With this clarification, we laughed, I took a selfie while he was driving (see picture), and a picture of my first glimpse of the Caspian Sea from the taxi window, and we found the ticket office. I gave him a 50-percent tip.

The Russian woman selling tickets - behind a desk - seemed very Russian but with enough English to manage the transaction. Yes, a boat was departing at 8.00pm that night. The boat was named Professor Yul. The ticket would cost US$80 but payment must be in KZ Tenge - 30,700. No problem. She asked for my passport and made a call - to the port - to confirm my passage. I told her I had a visa for Azerbaijan and she wrote out the ticket and gave it to me. All good.

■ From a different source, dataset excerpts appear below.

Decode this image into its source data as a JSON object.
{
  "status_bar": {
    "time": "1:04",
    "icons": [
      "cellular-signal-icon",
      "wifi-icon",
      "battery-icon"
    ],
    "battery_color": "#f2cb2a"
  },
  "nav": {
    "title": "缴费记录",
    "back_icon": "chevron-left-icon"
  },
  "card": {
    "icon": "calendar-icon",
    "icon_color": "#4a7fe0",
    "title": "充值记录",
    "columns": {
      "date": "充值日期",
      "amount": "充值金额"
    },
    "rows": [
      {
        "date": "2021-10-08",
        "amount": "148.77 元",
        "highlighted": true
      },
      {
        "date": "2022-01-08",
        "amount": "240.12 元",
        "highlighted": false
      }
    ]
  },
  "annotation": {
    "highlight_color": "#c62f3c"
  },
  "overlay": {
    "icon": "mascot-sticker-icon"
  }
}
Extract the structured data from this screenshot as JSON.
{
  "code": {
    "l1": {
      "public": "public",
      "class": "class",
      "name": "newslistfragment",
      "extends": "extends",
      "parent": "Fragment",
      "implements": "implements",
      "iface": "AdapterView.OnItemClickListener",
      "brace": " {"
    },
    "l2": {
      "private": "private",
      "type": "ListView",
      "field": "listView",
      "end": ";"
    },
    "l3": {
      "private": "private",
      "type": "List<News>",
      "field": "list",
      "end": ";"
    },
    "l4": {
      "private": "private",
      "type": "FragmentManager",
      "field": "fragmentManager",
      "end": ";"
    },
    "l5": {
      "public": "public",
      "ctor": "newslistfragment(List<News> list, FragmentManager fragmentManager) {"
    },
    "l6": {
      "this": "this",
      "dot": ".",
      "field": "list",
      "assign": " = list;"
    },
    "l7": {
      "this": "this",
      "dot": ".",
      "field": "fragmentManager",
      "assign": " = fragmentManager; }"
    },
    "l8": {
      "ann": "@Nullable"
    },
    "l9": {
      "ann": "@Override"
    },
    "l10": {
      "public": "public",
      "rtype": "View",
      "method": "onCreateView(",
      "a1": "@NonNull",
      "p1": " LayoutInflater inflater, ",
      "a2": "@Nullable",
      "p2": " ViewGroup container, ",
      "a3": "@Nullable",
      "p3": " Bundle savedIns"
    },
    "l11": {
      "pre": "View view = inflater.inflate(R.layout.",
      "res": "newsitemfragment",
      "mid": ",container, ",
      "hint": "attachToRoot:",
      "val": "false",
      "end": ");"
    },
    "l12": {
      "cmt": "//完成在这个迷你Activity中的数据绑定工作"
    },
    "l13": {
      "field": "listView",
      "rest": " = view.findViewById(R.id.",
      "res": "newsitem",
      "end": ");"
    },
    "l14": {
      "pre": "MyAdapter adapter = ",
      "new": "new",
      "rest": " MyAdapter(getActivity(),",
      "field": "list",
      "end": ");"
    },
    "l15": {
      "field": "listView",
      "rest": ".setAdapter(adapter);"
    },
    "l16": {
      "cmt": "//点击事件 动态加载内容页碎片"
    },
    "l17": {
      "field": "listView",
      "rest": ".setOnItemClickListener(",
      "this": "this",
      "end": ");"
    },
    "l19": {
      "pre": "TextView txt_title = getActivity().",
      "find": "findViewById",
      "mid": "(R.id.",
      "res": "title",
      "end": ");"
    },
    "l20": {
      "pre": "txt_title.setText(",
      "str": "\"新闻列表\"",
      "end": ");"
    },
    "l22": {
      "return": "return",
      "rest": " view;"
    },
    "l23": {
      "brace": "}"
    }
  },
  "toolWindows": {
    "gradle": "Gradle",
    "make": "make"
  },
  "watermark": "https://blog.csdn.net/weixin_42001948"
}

I asked when the boat would arrive - Saturday evening around 10.00pm, I learned. So, I asked when I would meet Immigration and Customs and she immediately understood the context of my question - she has done this before.

She asked about the validity date of my Azerbaijan eVisa? The 6th of May and I realise that I better show her the eVisa I had purchased on-line over a month ago. She assured me that I would NOT be allowed to board the boat with this document, as I would be meeting with Azerbaijan Immigration on the May 5th. Alas...

The 6th May eVisa had been my decision and I could have selected any day but once selected I was locked in to that date - CAN NOT arrive before May 6th. When I made that decision, I could not imagine that I could get to Aktau any earlier, but my travel has been rather efficient – especially considering the formidable barriers between Samarkand and Aktau.

She told me that the next boat departs on Monday or Tuesday (6th or 7th May). She suggested that I return on Monday morning and she could confirm the schedule and re-write my ticket. I wished her a good weekend and she smiled.